Hemophiliacs lack the clotting factor in normal blood that stops a person bleeding to death when cut. They take Factor VIII transfusions to ensure that doesn't happen. Those transfusions are developed from donated blood. Thousands contracted HIV and hepatitis C virus from those transfusions, and died.

The suit claimed that three companies, Alpha, Baxter and Bayer's Cutter Biological unit:

... recruited and paid donors from high risk populations, including prisoners, intravenous drug users, and blood centers with predominantly homosexual donors, to obtain blood plasma used for the production of Factor VIII and IX.
Plaintiffs allege that these companies failed to exclude donors, as mandated by federal law, with a history of viral hepatitis. Such testing could have substantially reduced the likelihood of plasma containing HIV and/or HCV entering plasma pools.
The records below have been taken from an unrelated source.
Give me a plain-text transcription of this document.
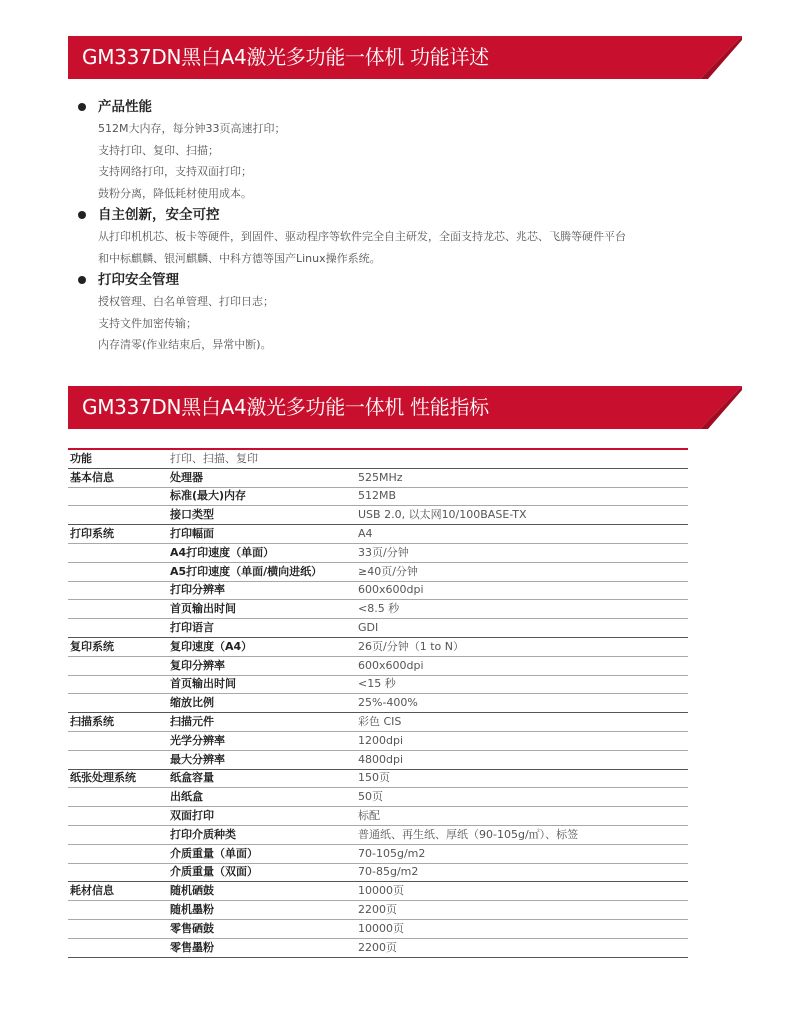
GM337DN黑白A4激光多功能一体机 功能详述
产品性能
512M大内存，每分钟33页高速打印；
支持打印、复印、扫描；
支持网络打印，支持双面打印；
鼓粉分离，降低耗材使用成本。
自主创新，安全可控
从打印机机芯、板卡等硬件，到固件、驱动程序等软件完全自主研发，全面支持龙芯、兆芯、飞腾等硬件平台
和中标麒麟、银河麒麟、中科方德等国产Linux操作系统。
打印安全管理
授权管理、白名单管理、打印日志；
支持文件加密传输；
内存清零(作业结束后，异常中断)。
GM337DN黑白A4激光多功能一体机 性能指标
功能	打印、扫描、复印	
基本信息	处理器	525MHz
	标准(最大)内存	512MB
	接口类型	USB 2.0, 以太网10/100BASE-TX
打印系统	打印幅面	A4
	A4打印速度（单面）	33页/分钟
	A5打印速度（单面/横向进纸）	≥40页/分钟
	打印分辨率	600x600dpi
	首页输出时间	<8.5 秒
	打印语言	GDI
复印系统	复印速度（A4）	26页/分钟（1 to N）
	复印分辨率	600x600dpi
	首页输出时间	<15 秒
	缩放比例	25%-400%
扫描系统	扫描元件	彩色 CIS
	光学分辨率	1200dpi
	最大分辨率	4800dpi
纸张处理系统	纸盒容量	150页
	出纸盒	50页
	双面打印	标配
	打印介质种类	普通纸、再生纸、厚纸（90-105g/㎡）、标签
	介质重量（单面）	70-105g/m2
	介质重量（双面）	70-85g/m2
耗材信息	随机硒鼓	10000页
	随机墨粉	2200页
	零售硒鼓	10000页
	零售墨粉	2200页
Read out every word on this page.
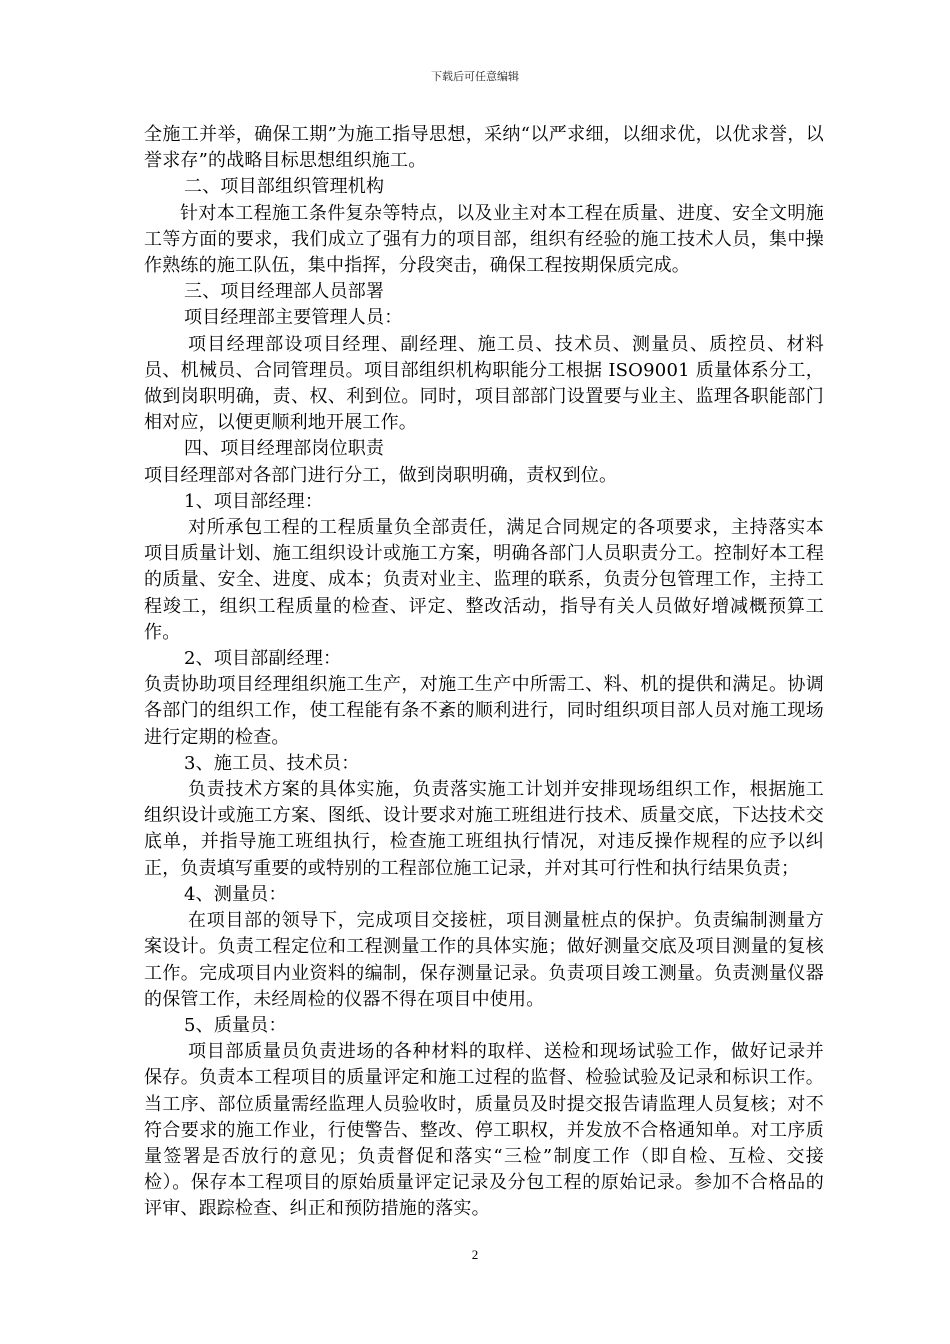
下载后可任意编辑

全施工并举，确保工期”为施工指导思想，采纳“以严求细，以细求优，以优求誉，以誉求存”的战略目标思想组织施工。

二、项目部组织管理机构

针对本工程施工条件复杂等特点，以及业主对本工程在质量、进度、安全文明施工等方面的要求，我们成立了强有力的项目部，组织有经验的施工技术人员，集中操作熟练的施工队伍，集中指挥，分段突击，确保工程按期保质完成。

三、项目经理部人员部署

项目经理部主要管理人员：

项目经理部设项目经理、副经理、施工员、技术员、测量员、质控员、材料员、机械员、合同管理员。项目部组织机构职能分工根据 ISO9001 质量体系分工，做到岗职明确，责、权、利到位。同时，项目部部门设置要与业主、监理各职能部门相对应，以便更顺利地开展工作。

四、项目经理部岗位职责

项目经理部对各部门进行分工，做到岗职明确，责权到位。

1、项目部经理：

对所承包工程的工程质量负全部责任，满足合同规定的各项要求，主持落实本项目质量计划、施工组织设计或施工方案，明确各部门人员职责分工。控制好本工程的质量、安全、进度、成本；负责对业主、监理的联系，负责分包管理工作，主持工程竣工，组织工程质量的检查、评定、整改活动，指导有关人员做好增减概预算工作。

2、项目部副经理：

负责协助项目经理组织施工生产，对施工生产中所需工、料、机的提供和满足。协调各部门的组织工作，使工程能有条不紊的顺利进行，同时组织项目部人员对施工现场进行定期的检查。

3、施工员、技术员：

负责技术方案的具体实施，负责落实施工计划并安排现场组织工作，根据施工组织设计或施工方案、图纸、设计要求对施工班组进行技术、质量交底，下达技术交底单，并指导施工班组执行，检查施工班组执行情况，对违反操作规程的应予以纠正，负责填写重要的或特别的工程部位施工记录，并对其可行性和执行结果负责；

4、测量员：

在项目部的领导下，完成项目交接桩，项目测量桩点的保护。负责编制测量方案设计。负责工程定位和工程测量工作的具体实施；做好测量交底及项目测量的复核工作。完成项目内业资料的编制，保存测量记录。负责项目竣工测量。负责测量仪器的保管工作，未经周检的仪器不得在项目中使用。

5、质量员：

项目部质量员负责进场的各种材料的取样、送检和现场试验工作，做好记录并保存。负责本工程项目的质量评定和施工过程的监督、检验试验及记录和标识工作。当工序、部位质量需经监理人员验收时，质量员及时提交报告请监理人员复核；对不符合要求的施工作业，行使警告、整改、停工职权，并发放不合格通知单。对工序质量签署是否放行的意见；负责督促和落实“三检”制度工作（即自检、互检、交接检）。保存本工程项目的原始质量评定记录及分包工程的原始记录。参加不合格品的评审、跟踪检查、纠正和预防措施的落实。

2
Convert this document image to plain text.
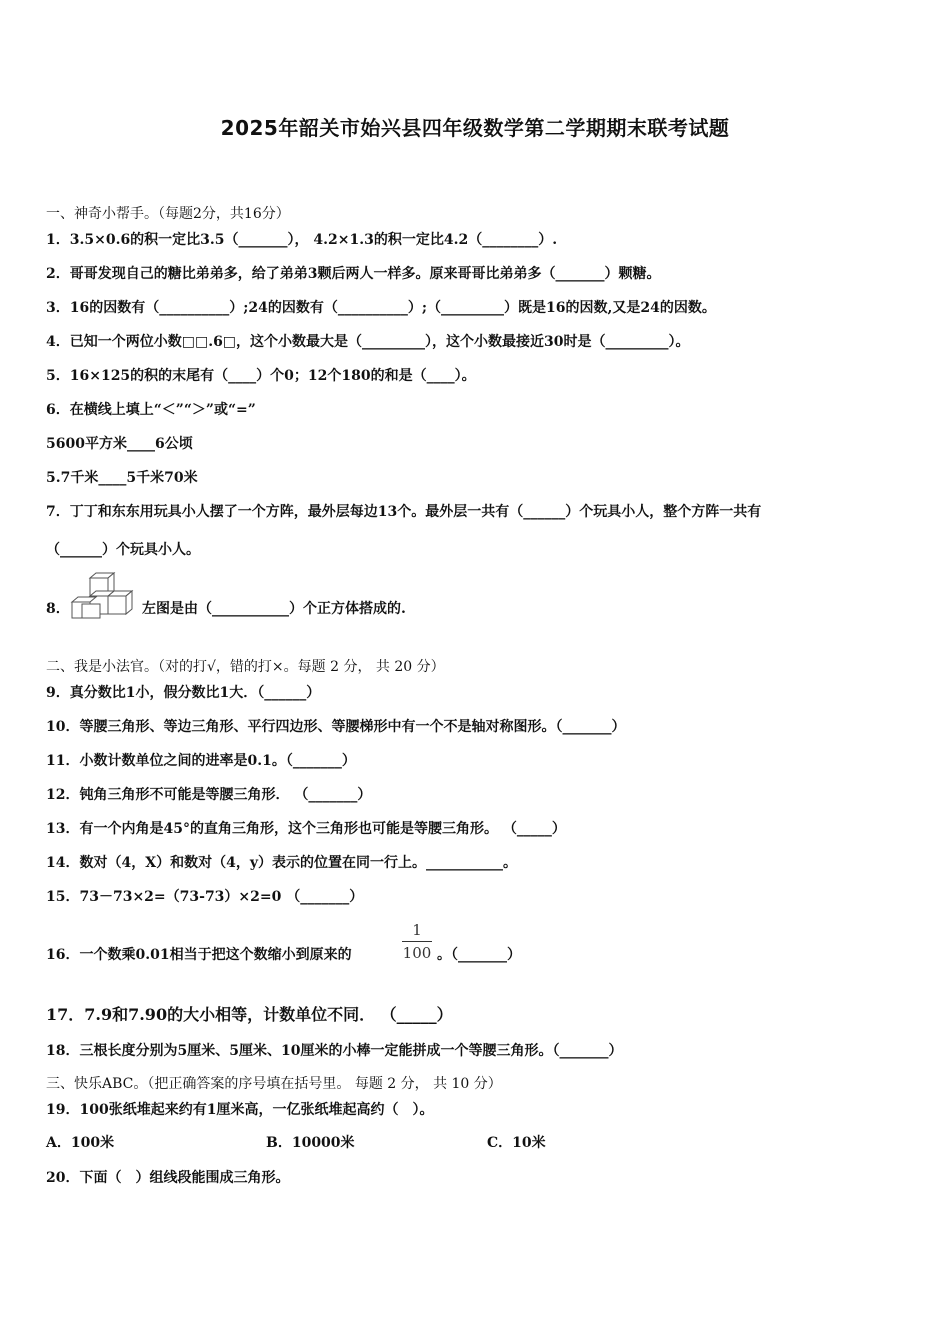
2025年韶关市始兴县四年级数学第二学期期末联考试题
一、神奇小帮手。（每题2分，共16分）
1．3.5×0.6的积一定比3.5（_______）， 4.2×1.3的积一定比4.2（________）.
2．哥哥发现自己的糖比弟弟多，给了弟弟3颗后两人一样多。原来哥哥比弟弟多（_______）颗糖。
3．16的因数有（__________）;24的因数有（__________）;（_________）既是16的因数,又是24的因数。
4．已知一个两位小数□□.6□，这个小数最大是（_________），这个小数最接近30时是（_________）。
5．16×125的积的末尾有（____）个0；12个180的和是（____）。
6．在横线上填上“＜”“＞”或“=”
5600平方米____6公顷
5.7千米____5千米70米
7．丁丁和东东用玩具小人摆了一个方阵，最外层每边13个。最外层一共有（______）个玩具小人，整个方阵一共有
（______）个玩具小人。
8．	左图是由（___________）个正方体搭成的.
二、我是小法官。（对的打√，错的打×。每题 2 分， 共 20 分）
9．真分数比1小，假分数比1大．（______）
10．等腰三角形、等边三角形、平行四边形、等腰梯形中有一个不是轴对称图形。（_______）
11．小数计数单位之间的进率是0.1。（_______）
12．钝角三角形不可能是等腰三角形． （_______）
13．有一个内角是45°的直角三角形，这个三角形也可能是等腰三角形。 （_____）
14．数对（4，X）和数对（4，y）表示的位置在同一行上。___________。
15．73－73×2=（73-73）×2=0 （_______）
16．一个数乘0.01相当于把这个数缩小到原来的
1
100 。（_______）
17．7.9和7.90的大小相等，计数单位不同． （_____）
18．三根长度分别为5厘米、5厘米、10厘米的小棒一定能拼成一个等腰三角形。（_______）
三、快乐ABC。（把正确答案的序号填在括号里。 每题 2 分， 共 10 分）
19．100张纸堆起来约有1厘米高，一亿张纸堆起高约（　）。
A．100米	B．10000米	C．10米
20．下面（　）组线段能围成三角形。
It is not known how much the settlement is for. Bayer said in its Q2 disclosure:
Bayer and its three co-defendants have entered into an agreement with two U.S. law firms representing the vast majority of plaintiffs in the U.S. Federal Multidistrict Factor Concentrates litigation. The agreement is subject to conditions that must be satisfied before the settlement can be completed, including broad acceptance of, and overall participation in, the settlement by the group of plaintiffs represented by these firms. While the aim of the agreement is to bring decades of litigation to an end, Bayer will continue to vigorously defend any claims that are not included in the resolution process.